The bone marrow microenvironment plays a critical role in B-cell acute lymphoblastic leukemia (B-ALL) progression, yet its cellular heterogeneity remains poorly understood. Using single-cell RNA sequencing on patient-derived bone marrow aspirates from pediatric B-ALL patients, we identified two distinct mesenchymal stromal cell (MSC) populations: early mesenchymal progenitors and adipogenic progenitors. Spatial transcriptomic analysis further revealed the localization of these cell types and identified a third stromal population, osteogenic-lineage cells, exclusively present in the bone biopsy. Functional ex vivo assays using sorted stromal populations derived from B-ALL patient bone marrow aspirates demonstrated that both early mesenchymal and adipogenic progenitors secrete key niche-supportive factors, including CXCL12 and Osteopontin, and support leukemic cell survival and chemoresistance.
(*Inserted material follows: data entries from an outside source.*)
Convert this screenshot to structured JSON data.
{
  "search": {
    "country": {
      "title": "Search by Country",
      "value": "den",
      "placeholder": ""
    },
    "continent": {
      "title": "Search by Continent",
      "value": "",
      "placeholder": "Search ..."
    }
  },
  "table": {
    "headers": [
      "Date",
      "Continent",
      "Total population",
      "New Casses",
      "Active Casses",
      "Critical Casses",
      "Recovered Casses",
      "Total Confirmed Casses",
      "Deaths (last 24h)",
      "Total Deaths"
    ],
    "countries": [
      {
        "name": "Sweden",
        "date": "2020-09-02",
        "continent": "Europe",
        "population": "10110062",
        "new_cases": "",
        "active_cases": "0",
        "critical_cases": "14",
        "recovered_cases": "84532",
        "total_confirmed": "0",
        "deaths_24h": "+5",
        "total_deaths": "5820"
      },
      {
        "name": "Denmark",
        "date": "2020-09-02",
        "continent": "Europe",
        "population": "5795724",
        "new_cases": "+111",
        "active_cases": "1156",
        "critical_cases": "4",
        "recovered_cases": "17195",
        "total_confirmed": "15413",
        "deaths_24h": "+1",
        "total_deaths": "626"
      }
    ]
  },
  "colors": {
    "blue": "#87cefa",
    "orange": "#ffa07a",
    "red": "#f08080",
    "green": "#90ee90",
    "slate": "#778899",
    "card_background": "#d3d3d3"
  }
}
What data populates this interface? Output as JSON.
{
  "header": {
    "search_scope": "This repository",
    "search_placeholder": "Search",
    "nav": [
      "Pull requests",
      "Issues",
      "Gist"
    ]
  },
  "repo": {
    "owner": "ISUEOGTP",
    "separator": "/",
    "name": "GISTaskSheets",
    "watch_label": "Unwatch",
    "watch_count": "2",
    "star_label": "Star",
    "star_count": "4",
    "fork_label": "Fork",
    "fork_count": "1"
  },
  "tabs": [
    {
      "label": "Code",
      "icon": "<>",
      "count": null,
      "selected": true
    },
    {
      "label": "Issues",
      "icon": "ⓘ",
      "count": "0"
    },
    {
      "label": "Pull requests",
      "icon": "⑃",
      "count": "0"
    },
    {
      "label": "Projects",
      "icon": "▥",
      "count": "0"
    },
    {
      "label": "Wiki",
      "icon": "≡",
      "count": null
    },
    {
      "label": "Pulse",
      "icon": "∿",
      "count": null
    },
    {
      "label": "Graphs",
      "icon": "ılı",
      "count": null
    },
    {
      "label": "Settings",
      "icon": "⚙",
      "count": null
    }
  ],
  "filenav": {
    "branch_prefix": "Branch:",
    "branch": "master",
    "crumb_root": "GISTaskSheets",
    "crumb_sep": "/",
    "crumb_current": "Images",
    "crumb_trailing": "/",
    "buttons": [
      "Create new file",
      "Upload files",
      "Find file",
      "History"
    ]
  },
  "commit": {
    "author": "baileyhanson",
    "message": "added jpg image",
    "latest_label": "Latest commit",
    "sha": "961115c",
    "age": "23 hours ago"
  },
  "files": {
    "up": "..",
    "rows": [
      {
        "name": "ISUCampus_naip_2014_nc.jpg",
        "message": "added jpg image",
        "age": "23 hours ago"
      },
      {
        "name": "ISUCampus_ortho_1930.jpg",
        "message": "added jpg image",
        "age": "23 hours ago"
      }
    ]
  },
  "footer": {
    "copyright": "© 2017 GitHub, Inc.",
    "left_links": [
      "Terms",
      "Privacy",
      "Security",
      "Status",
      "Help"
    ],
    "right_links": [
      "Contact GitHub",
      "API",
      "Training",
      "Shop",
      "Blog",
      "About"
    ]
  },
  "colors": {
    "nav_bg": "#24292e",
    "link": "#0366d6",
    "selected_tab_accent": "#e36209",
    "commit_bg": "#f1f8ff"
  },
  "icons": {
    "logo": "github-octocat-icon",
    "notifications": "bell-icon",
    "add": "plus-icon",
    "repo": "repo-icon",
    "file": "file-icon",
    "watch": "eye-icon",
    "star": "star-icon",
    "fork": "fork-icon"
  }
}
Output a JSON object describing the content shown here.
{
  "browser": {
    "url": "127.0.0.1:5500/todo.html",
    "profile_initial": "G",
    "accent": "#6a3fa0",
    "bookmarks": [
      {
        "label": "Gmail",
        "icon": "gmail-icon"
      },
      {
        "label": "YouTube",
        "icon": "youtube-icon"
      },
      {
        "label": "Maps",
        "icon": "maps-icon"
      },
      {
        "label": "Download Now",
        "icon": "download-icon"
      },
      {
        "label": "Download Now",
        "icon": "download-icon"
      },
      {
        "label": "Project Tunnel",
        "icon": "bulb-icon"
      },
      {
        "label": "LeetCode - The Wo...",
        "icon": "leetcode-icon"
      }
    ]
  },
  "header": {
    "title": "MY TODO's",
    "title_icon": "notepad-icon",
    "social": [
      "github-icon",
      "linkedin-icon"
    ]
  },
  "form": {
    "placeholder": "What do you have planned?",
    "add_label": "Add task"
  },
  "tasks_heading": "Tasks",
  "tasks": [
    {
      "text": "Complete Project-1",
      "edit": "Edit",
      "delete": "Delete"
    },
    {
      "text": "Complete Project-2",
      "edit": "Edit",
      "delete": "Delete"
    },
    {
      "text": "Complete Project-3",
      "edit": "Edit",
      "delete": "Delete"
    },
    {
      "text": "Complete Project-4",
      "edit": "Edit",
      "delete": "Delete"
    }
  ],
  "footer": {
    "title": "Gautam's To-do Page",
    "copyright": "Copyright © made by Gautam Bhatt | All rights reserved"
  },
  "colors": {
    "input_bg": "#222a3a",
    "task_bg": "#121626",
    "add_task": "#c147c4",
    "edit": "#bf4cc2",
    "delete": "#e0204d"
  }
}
Transcriptomic profiling revealed that B-ALL cells interact differently with stromal subtypes. Notably, adipogenic progenitors, but not early mesenchymal progenitors, provide support to leukemic cells through interleukin-7 and VCAM1 signaling. Stromal cells from B-ALL patients exhibited an enhanced adipogenic differentiation capacity compared to healthy controls. Moreover, co-culture experiments showed that B-ALL cells induce adipogenic differentiation in healthy MSCs through a cell contact-dependent mechanism. Adipogenic progenitors were also enriched in relapse samples, implicating them in disease progression. These findings highlight the complexity of the B-ALL microenvironment and identify different specialized stromal niches with which the leukemic cells can engage.